Ahora que Chris, mi hijo mayor, tiene 13 años, he descubierto que tengo que cambiar mi estilo de comunicarme con él. Ya no es el niño de hace unos pocos años. De golpe está más alto que yo. ¡Cómo ha pasado el tiempo! Si parece que apenas ayer era un inquieto chiquillo de dos años que se metía en todo.
Yo instintivamente —me imagino que eso les sucede a muchos padres— tiendo a pensar que sé lo que más conviene a mis hijos, y baso mis actos en ese suposición. Eso estaba bien cuando Chris era pequeño; pero ahora que ha llegado a una etapa en que quiere reafirmar su identidad y tomar más sus propias decisiones, veo que tengo que adoptar otra táctica y darle más participación en las mismas, es decir, tratarlo menos como a un niño y más como a un compañero de equipo.

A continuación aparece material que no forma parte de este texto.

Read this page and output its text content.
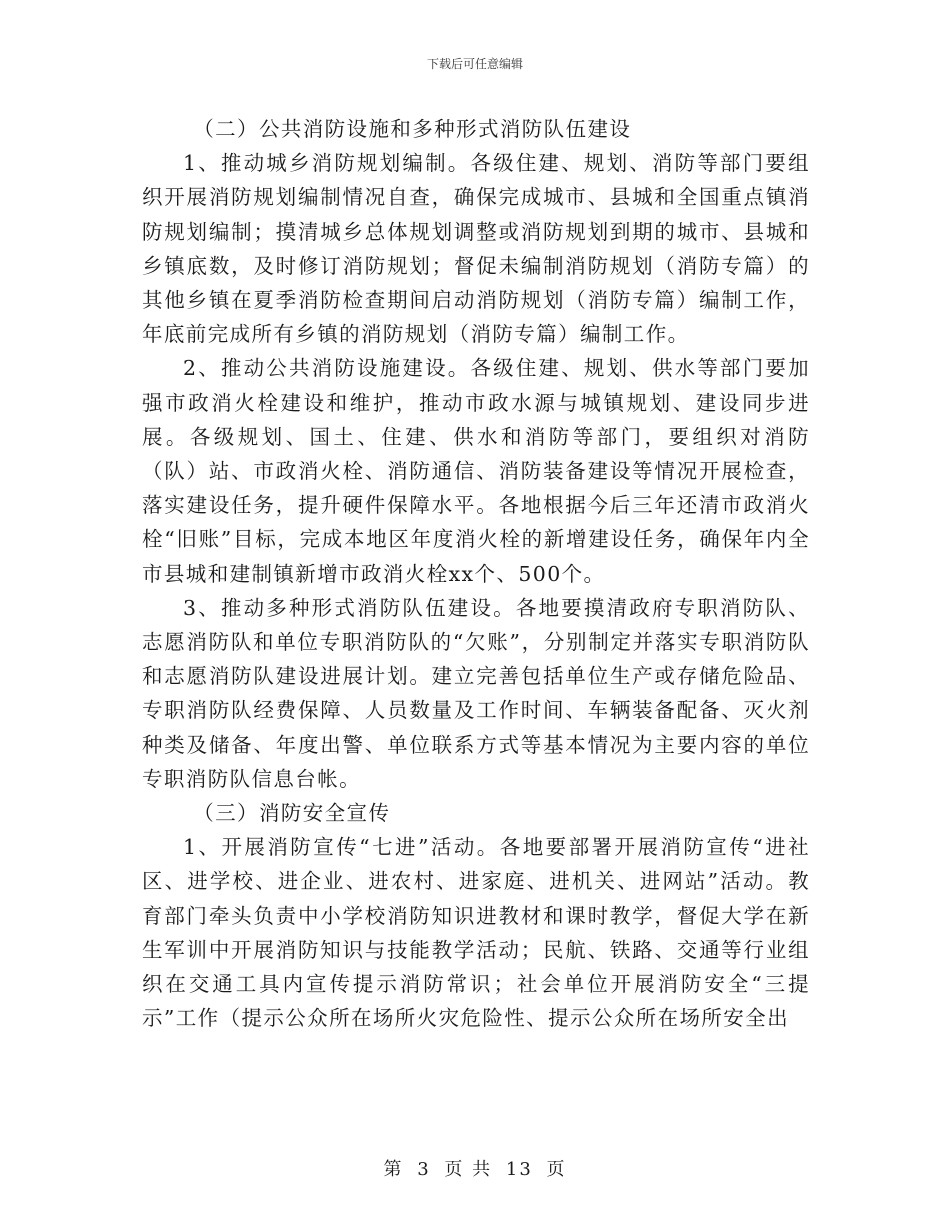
下载后可任意编辑

（二）公共消防设施和多种形式消防队伍建设

1、推动城乡消防规划编制。各级住建、规划、消防等部门要组织开展消防规划编制情况自查，确保完成城市、县城和全国重点镇消防规划编制；摸清城乡总体规划调整或消防规划到期的城市、县城和乡镇底数，及时修订消防规划；督促未编制消防规划（消防专篇）的其他乡镇在夏季消防检查期间启动消防规划（消防专篇）编制工作，年底前完成所有乡镇的消防规划（消防专篇）编制工作。

2、推动公共消防设施建设。各级住建、规划、供水等部门要加强市政消火栓建设和维护，推动市政水源与城镇规划、建设同步进展。各级规划、国土、住建、供水和消防等部门，要组织对消防（队）站、市政消火栓、消防通信、消防装备建设等情况开展检查，落实建设任务，提升硬件保障水平。各地根据今后三年还清市政消火栓“旧账”目标，完成本地区年度消火栓的新增建设任务，确保年内全市县城和建制镇新增市政消火栓xx个、500个。

3、推动多种形式消防队伍建设。各地要摸清政府专职消防队、志愿消防队和单位专职消防队的“欠账”，分别制定并落实专职消防队和志愿消防队建设进展计划。建立完善包括单位生产或存储危险品、专职消防队经费保障、人员数量及工作时间、车辆装备配备、灭火剂种类及储备、年度出警、单位联系方式等基本情况为主要内容的单位专职消防队信息台帐。

（三）消防安全宣传

1、开展消防宣传“七进”活动。各地要部署开展消防宣传“进社区、进学校、进企业、进农村、进家庭、进机关、进网站”活动。教育部门牵头负责中小学校消防知识进教材和课时教学，督促大学在新生军训中开展消防知识与技能教学活动；民航、铁路、交通等行业组织在交通工具内宣传提示消防常识；社会单位开展消防安全“三提示”工作（提示公众所在场所火灾危险性、提示公众所在场所安全出

第 3 页 共 13 页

Ahora, cuando surge una situación conflictiva, cobra más importancia que nunca tomarme tiempo para escuchar su parecer y entender su punto de vista y sus necesidades, además de explicar las mías. Juntos tratamos de encontrar entonces una solución que resulte satisfactoria para ambos y para cualquier otra persona afectada.

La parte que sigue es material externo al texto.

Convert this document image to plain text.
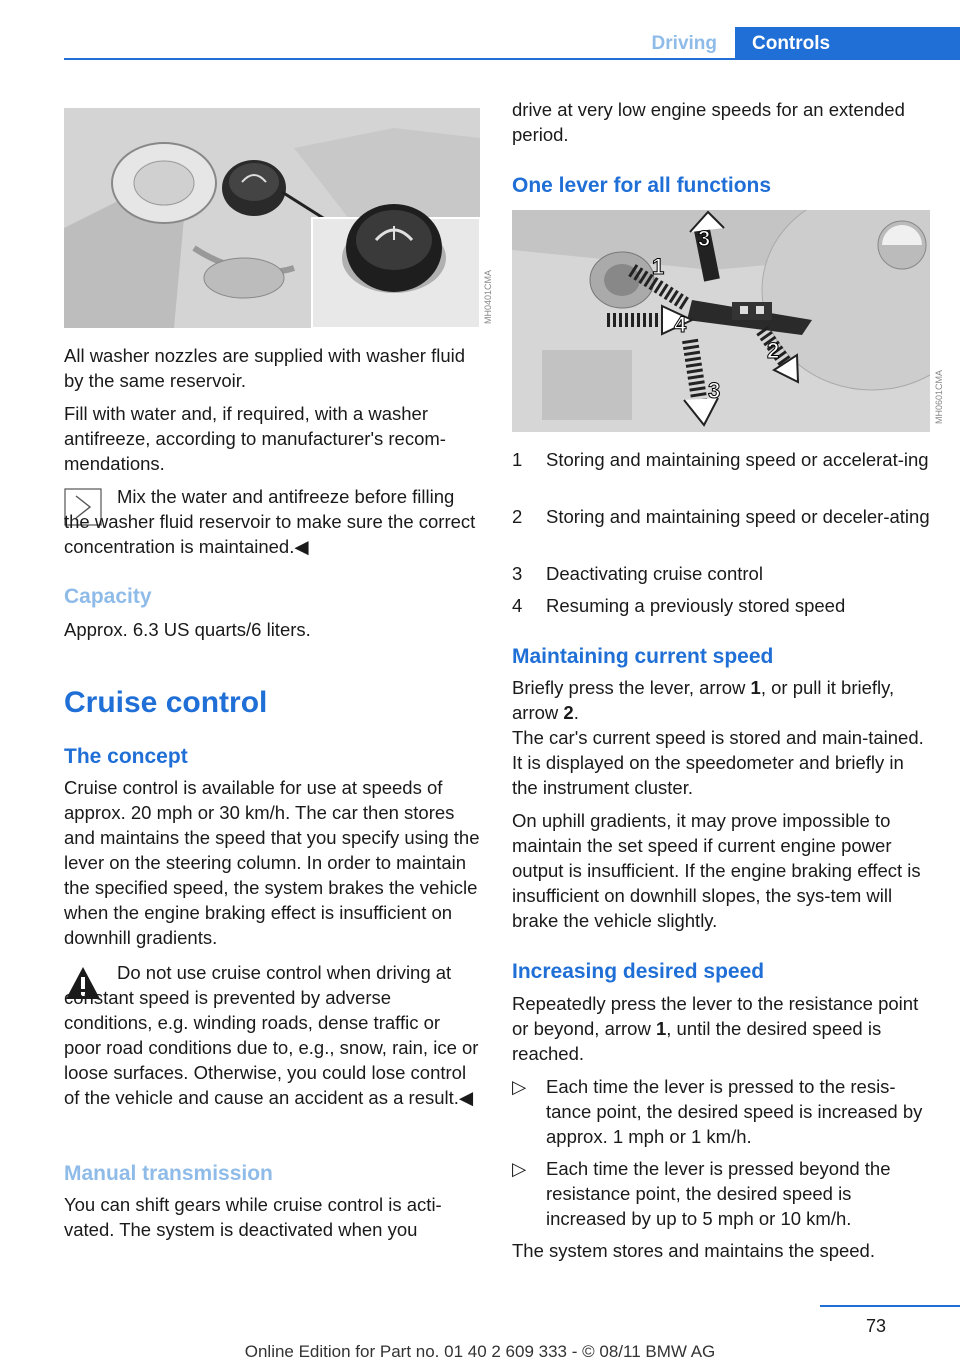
Driving	Controls
MH0401CMA

All washer nozzles are supplied with washer fluid by the same reservoir.

Fill with water and, if required, with a washer antifreeze, according to manufacturer's recom-mendations.

Mix the water and antifreeze before filling the washer fluid reservoir to make sure the correct concentration is maintained.◀

Capacity

Approx. 6.3 US quarts/6 liters.

Cruise control

The concept

Cruise control is available for use at speeds of approx. 20 mph or 30 km/h. The car then stores and maintains the speed that you specify using the lever on the steering column. In order to maintain the specified speed, the system brakes the vehicle when the engine braking effect is insufficient on downhill gradients.

Do not use cruise control when driving at constant speed is prevented by adverse conditions, e.g. winding roads, dense traffic or poor road conditions due to, e.g., snow, rain, ice or loose surfaces. Otherwise, you could lose control of the vehicle and cause an accident as a result.◀

Manual transmission

You can shift gears while cruise control is acti-vated. The system is deactivated when you

drive at very low engine speeds for an extended period.

One lever for all functions

1
2
3
3
4
MH0601CMA
1 Storing and maintaining speed or accelerat-ing
2 Storing and maintaining speed or deceler-ating
3 Deactivating cruise control
4 Resuming a previously stored speed

Maintaining current speed

Briefly press the lever, arrow 1, or pull it briefly, arrow 2.

The car's current speed is stored and main-tained. It is displayed on the speedometer and briefly in the instrument cluster.

On uphill gradients, it may prove impossible to maintain the set speed if current engine power output is insufficient. If the engine braking effect is insufficient on downhill slopes, the sys-tem will brake the vehicle slightly.

Increasing desired speed

Repeatedly press the lever to the resistance point or beyond, arrow 1, until the desired speed is reached.

▷ Each time the lever is pressed to the resis-tance point, the desired speed is increased by approx. 1 mph or 1 km/h.
▷ Each time the lever is pressed beyond the resistance point, the desired speed is increased by up to 5 mph or 10 km/h.

The system stores and maintains the speed.

73
Online Edition for Part no. 01 40 2 609 333 - © 08/11 BMW AG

Cuando caigo en mi vieja costumbre de imponerle mi parecer sin considerar su perspectiva, el chico se siente sofocado, se retrae y lo privo de una oportunidad de aprender. Por mi parte, yo pierdo su apoyo y su deseo de colaborar. En cambio, cuando me acuerdo de consultar con él en vez de darle órdenes, todo resulta mejor. El muchacho progresa un poquito más en el proceso de aprender a tomar decisiones atinadas, maduras y amorosas, y nuestros vínculos de amor y respeto mutuo se ven fortalecidos.